他對你說:「跟你講清楚了,我並不是你的神。相反,我是銀河系的鄰居。我來自被你們稱為特爾贊4號的天體。所以,我們面臨著同樣的麻煩。」
「什麼麻煩?」你問。
「請不要這麼大聲講話。」他溫和地告誡你,「我們花了很長時間來研究自己的鄰居,也就是你們地球人和其他37顆行星上的居民。我們建立了高度準確的方程組來預測你們的未來發展和社會程式。」說到這裡,他凝視著你的眼睛。「結果我們發現,你們地球人是最不讓人省心、最不容易滿足的。我們的預測表明:你們的戰爭武器會越來越喧囂,你們的太空探索計劃將會製造無數喧囂的飛船,它們的火箭助推器發出震耳欲聾的聲音,響徹天宇。你們地球人,就如同你們的探險家科爾特斯一般站上了高山之巔,準備侵犯太平洋外圍的所有海岸。」
「我們的麻煩是對外擴張?」你終於插上了話。
「不是這個麻煩,」他不高興地說,「請容我站在更宏觀的角度來說明問題。你和我,我們的行星,我們的星系,都同屬一個生命體,你可以把那看作一個無窮大的生命體。你可以稱其為女巨人,但只用一個詞兒來總結這個概念可能會讓你產生錯覺,以為自己對於她的巨大有了一星半點的理解。
「為了讓你理解這種尺度,我這麼說吧,你只有她一個原子那麼大。在地球上,大量生殖力旺盛的物種通過繁殖獲得發展和壯大,即便如此,地球充其量也只是位於她某個細胞深處的一個蛋白質分子。銀河系算得上她的一個細胞,但也只是一個小細胞。而她是由數十億個這樣的細胞構成的。
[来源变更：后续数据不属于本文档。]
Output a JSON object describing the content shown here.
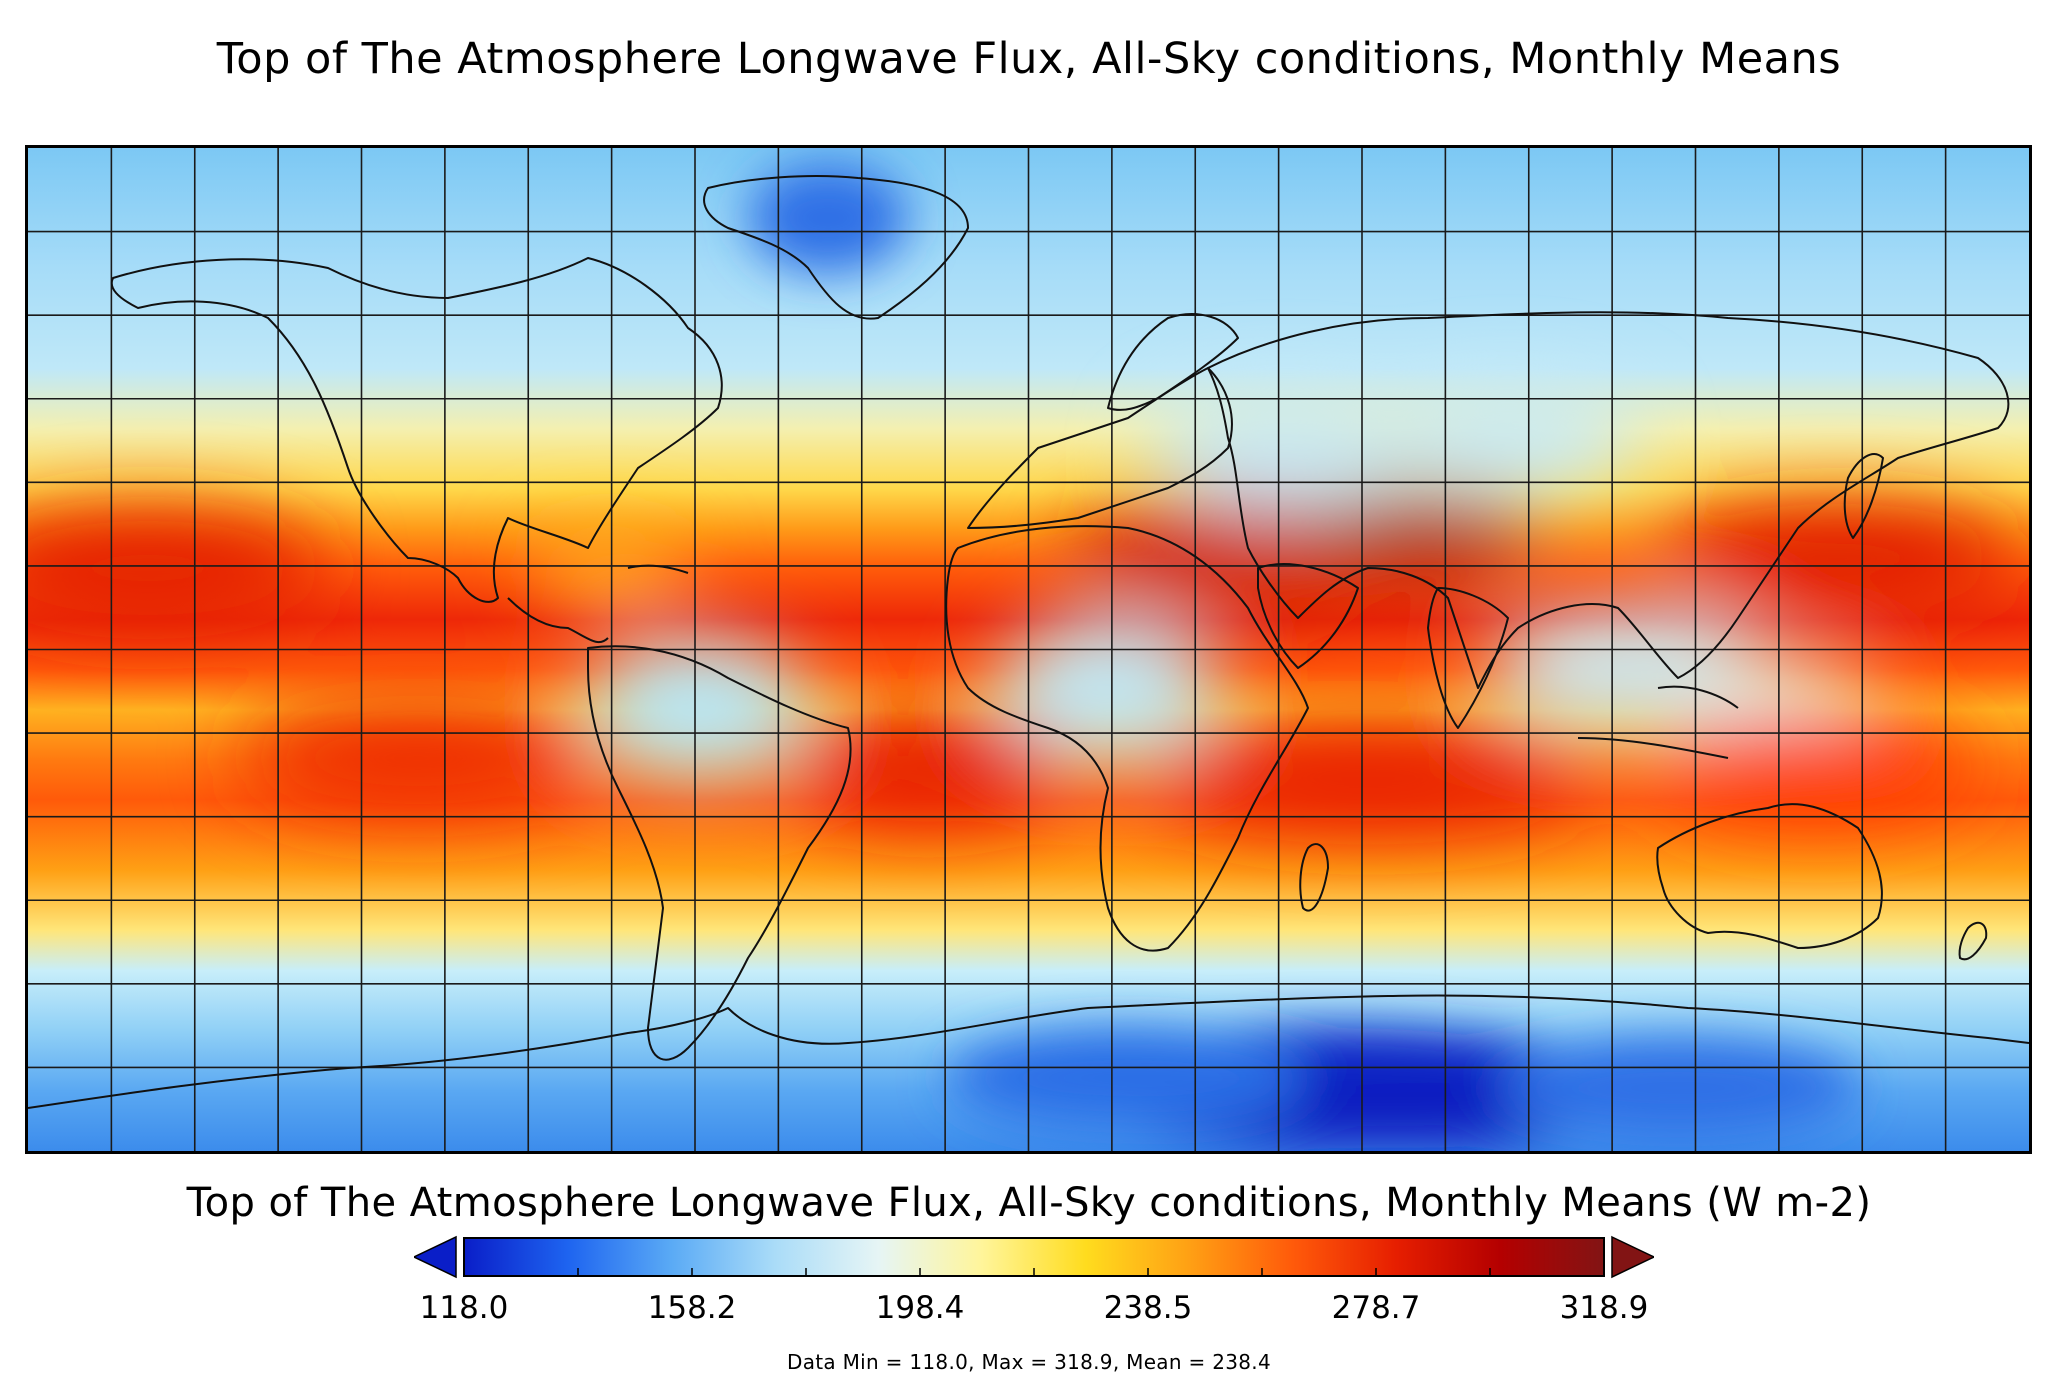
{
  "title": "Top of The Atmosphere Longwave Flux, All-Sky conditions, Monthly Means",
  "map": {
    "projection": "equirectangular",
    "grid_on": true,
    "grid_spacing_deg": 15,
    "coastlines": true
  },
  "colorbar": {
    "title": "Top of The Atmosphere Longwave Flux, All-Sky conditions, Monthly Means (W m-2)",
    "ticks": [
      "118.0",
      "158.2",
      "198.4",
      "238.5",
      "278.7",
      "318.9"
    ],
    "min": 118.0,
    "max": 318.9,
    "extend": "both",
    "colors": [
      "#0a1ec8",
      "#1e64f0",
      "#5aaaf5",
      "#aadcf8",
      "#e6f5f5",
      "#fff59a",
      "#ffdc1e",
      "#ffa014",
      "#ff5a0a",
      "#e61e00",
      "#b40000",
      "#821414"
    ]
  },
  "stats": "Data Min = 118.0, Max = 318.9, Mean = 238.4"
}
「幾百萬年以來,我的人民對她沒有概念,這就好比一隻扁形蟲不可能發現行星是圓的,好比菌群從來無法意識到燒瓶瓶壁,好比你手上的一個細胞不知道自己為鋼琴協奏曲出了力。
「但是,在高速發展的哲學和技術的幫助下,我們逐漸開始理解自己的處境。之後,大約在幾千年前,有理論指出我們或許可以與她進行溝通,認為我們可以破譯她的結構,利用訊號來影響她的行為,就像激素、酒精、麻藥這些小分子對你們這種生物產生的影響一樣。
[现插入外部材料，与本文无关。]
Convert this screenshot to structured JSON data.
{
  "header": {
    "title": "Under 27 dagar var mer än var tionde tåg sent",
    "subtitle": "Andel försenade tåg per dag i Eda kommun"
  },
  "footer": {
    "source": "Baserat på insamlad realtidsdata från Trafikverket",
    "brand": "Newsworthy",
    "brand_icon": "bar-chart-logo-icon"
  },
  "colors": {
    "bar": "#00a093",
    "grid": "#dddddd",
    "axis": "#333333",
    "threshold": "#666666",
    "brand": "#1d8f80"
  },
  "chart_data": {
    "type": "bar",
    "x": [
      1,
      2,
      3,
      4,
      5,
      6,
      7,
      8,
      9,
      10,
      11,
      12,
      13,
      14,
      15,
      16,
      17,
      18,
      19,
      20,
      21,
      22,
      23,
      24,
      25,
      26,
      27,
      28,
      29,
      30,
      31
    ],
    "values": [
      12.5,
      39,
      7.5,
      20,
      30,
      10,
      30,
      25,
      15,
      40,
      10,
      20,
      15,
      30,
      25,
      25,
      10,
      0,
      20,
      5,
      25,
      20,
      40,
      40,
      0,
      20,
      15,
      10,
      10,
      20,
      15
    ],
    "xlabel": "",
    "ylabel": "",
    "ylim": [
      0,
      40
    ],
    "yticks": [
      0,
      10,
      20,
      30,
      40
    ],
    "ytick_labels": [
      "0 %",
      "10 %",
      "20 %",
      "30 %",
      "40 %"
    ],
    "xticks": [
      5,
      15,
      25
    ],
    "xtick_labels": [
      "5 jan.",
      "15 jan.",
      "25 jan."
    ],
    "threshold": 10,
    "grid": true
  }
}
「因此,我們並沒有沉溺於本地政壇的惡性迴圈,相反,我們以理解宇宙尺度的生化問題為目標,致力於發展經濟和科學。我們系統地繪製出她的神經系統的訊號級聯放大反應和恆星解剖構造,並最終發現了向她的意識傳遞訊號的方式。我們發射了一種訊號顯著的電磁脈衝序列,它會與我們星球上的磁層相互作用,從而影響小行星軌道,進而改變行星與恆星之間的距離,由此支配生物的命運,繼而改變大氣層中的氣體成分,令光訊號的傳導路徑發生彎折,所有這一切複雜的相互作用形成的放大反應都被我們演算了出來。我們的計算表明,這個訊號需要經過幾百年的時間才能傳遞到她的意識。當訊號到達時,所有人都興奮地目睹著將要發生的一切,而我卻身在遠離行星的路途上,這太讓人難過了。」
他的面容因為痛苦的回憶而扭曲。
「但沒有人猜到接下來發生的一切。一大片隕石墜落,燃燒著的氫原子電子雲覆壓而下,隨後,出現了眾多黑洞,無情地吞噬了飛行中的石塊與塵土,吞噬了最後一道回憶的光芒。無人生還。
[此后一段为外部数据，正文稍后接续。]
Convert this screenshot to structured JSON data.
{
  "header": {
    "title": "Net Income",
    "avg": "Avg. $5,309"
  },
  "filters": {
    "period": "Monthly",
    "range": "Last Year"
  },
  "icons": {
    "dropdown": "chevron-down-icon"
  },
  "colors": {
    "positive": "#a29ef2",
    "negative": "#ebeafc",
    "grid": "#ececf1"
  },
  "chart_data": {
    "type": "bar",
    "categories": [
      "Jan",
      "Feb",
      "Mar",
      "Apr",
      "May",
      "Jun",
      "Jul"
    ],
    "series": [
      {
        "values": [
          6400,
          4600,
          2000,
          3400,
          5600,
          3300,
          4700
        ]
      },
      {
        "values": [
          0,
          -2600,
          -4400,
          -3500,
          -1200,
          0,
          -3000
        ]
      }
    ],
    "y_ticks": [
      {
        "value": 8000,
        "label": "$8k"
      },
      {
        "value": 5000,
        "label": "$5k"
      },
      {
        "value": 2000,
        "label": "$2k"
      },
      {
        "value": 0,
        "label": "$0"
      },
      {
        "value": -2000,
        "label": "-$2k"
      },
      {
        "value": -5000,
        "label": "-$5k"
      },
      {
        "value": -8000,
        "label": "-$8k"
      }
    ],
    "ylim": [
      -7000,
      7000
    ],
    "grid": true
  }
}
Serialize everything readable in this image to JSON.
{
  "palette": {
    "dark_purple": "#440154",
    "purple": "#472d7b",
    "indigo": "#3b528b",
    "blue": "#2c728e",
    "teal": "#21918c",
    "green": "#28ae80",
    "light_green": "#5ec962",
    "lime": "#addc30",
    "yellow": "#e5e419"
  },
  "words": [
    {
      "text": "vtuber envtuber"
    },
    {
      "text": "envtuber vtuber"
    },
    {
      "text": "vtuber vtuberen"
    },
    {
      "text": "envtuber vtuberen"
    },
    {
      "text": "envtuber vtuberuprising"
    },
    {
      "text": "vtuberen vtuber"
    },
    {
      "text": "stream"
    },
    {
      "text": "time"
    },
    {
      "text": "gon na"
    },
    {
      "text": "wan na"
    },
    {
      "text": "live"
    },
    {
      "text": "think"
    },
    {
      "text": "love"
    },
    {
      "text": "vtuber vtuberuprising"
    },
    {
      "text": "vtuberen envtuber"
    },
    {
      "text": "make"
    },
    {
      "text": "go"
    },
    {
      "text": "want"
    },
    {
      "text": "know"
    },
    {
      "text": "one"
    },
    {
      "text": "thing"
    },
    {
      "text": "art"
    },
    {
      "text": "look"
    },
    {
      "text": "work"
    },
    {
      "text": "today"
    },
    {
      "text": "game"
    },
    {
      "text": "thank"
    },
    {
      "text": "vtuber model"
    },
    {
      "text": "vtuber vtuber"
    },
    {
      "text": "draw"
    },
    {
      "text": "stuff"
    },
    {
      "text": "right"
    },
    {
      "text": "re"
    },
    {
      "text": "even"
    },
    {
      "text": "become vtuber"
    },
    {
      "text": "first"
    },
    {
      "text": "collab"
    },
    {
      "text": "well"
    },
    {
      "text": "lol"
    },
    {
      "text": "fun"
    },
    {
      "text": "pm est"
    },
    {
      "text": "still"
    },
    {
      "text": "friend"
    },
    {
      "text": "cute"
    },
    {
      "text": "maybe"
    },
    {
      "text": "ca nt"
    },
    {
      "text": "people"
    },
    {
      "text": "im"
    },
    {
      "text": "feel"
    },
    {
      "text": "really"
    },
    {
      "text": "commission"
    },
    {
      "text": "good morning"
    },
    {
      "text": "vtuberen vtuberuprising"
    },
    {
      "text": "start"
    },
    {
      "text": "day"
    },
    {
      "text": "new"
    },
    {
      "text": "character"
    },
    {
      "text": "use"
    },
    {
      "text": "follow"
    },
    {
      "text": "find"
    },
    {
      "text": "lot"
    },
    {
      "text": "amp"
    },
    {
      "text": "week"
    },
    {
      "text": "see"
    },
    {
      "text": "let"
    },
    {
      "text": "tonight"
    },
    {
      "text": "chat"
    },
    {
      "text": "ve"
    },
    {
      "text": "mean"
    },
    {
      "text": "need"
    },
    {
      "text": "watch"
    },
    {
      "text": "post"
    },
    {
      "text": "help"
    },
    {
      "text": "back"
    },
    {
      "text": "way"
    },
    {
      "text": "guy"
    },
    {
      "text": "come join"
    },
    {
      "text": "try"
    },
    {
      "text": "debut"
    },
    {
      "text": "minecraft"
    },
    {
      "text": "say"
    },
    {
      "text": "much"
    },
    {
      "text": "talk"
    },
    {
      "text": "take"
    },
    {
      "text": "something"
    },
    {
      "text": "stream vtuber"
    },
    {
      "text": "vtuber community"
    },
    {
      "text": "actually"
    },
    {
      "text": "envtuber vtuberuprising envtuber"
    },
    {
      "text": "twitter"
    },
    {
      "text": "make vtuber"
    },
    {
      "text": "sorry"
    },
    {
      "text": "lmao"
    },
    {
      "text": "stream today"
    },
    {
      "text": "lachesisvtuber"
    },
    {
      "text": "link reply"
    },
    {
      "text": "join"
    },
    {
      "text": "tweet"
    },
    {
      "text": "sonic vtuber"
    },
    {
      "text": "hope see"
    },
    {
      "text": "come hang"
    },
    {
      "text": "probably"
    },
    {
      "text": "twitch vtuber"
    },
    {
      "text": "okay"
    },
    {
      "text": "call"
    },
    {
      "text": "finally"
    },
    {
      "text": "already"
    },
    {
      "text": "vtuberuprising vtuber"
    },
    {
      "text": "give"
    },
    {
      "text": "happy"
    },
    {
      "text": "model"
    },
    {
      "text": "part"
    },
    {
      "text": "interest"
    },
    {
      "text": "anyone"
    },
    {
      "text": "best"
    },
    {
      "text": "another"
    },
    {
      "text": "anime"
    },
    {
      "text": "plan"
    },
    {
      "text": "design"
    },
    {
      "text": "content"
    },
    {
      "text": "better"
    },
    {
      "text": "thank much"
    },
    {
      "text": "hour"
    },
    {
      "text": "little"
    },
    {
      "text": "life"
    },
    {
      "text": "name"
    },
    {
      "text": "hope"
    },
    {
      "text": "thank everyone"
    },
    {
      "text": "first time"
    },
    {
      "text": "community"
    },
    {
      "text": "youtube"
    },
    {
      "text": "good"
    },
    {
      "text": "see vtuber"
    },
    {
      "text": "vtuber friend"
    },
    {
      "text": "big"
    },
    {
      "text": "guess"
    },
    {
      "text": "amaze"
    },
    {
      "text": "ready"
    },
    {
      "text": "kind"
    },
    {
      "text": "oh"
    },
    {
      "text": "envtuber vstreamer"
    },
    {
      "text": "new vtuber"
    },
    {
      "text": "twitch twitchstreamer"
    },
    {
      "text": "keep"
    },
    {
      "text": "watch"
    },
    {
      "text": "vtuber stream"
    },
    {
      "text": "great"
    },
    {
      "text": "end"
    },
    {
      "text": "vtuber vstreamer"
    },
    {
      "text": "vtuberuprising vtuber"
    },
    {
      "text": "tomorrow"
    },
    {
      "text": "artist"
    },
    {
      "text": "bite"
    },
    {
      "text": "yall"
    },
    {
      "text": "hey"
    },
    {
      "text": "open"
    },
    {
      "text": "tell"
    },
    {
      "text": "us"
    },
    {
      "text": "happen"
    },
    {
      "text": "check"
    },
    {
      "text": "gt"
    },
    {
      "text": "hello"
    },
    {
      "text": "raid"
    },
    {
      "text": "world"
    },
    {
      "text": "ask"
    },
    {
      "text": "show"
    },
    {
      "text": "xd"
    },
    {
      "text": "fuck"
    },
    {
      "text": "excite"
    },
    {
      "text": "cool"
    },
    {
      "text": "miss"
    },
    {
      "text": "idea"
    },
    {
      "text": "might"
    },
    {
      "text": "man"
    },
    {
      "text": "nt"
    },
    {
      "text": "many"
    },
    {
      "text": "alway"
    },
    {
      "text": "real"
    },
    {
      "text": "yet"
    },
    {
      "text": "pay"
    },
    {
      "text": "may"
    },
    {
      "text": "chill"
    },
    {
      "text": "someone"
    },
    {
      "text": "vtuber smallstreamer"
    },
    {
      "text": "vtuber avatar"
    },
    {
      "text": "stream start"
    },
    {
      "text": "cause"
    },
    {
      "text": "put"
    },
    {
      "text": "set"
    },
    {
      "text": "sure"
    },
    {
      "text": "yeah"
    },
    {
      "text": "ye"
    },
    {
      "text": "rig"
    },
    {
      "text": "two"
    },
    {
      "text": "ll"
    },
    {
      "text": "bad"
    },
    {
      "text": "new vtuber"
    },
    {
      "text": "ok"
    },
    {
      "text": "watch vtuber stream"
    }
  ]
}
「對她來說,這很可能不痛不癢。這可能是免疫系統的一種反應,或是她剛剛撓了下癢癢、打了個噴嚏,或是在做活體切片檢查。
「於是我們發現,我們的確可以與她溝通,但無法進行有意義的溝通。我們的體量如同草芥,能對她說什麼?能問她什麼?她又如何回覆我們?或許,那場災難正是她試圖要回答什麼吧。你能勞駕她做什麼與你的生活相關的事情呢?如果她告訴你對她至關重要的事是什麼,你能夠理解她的回答嗎?翻出一本莎士比亞戲劇集放在一群細菌面前,你覺得這樣做有意義嗎?當然沒有。空間尺度不同,意義也就不同。因此我們斷定,與她溝通並不是絕不可能之事,但卻是毫無意義之舉。這就是為什麼我們現在靜靜地盤坐於這個沒有噪聲的星球表面,沿著軌道緩緩轉動,並且輕聲低語,努力讓自己不被人注意。」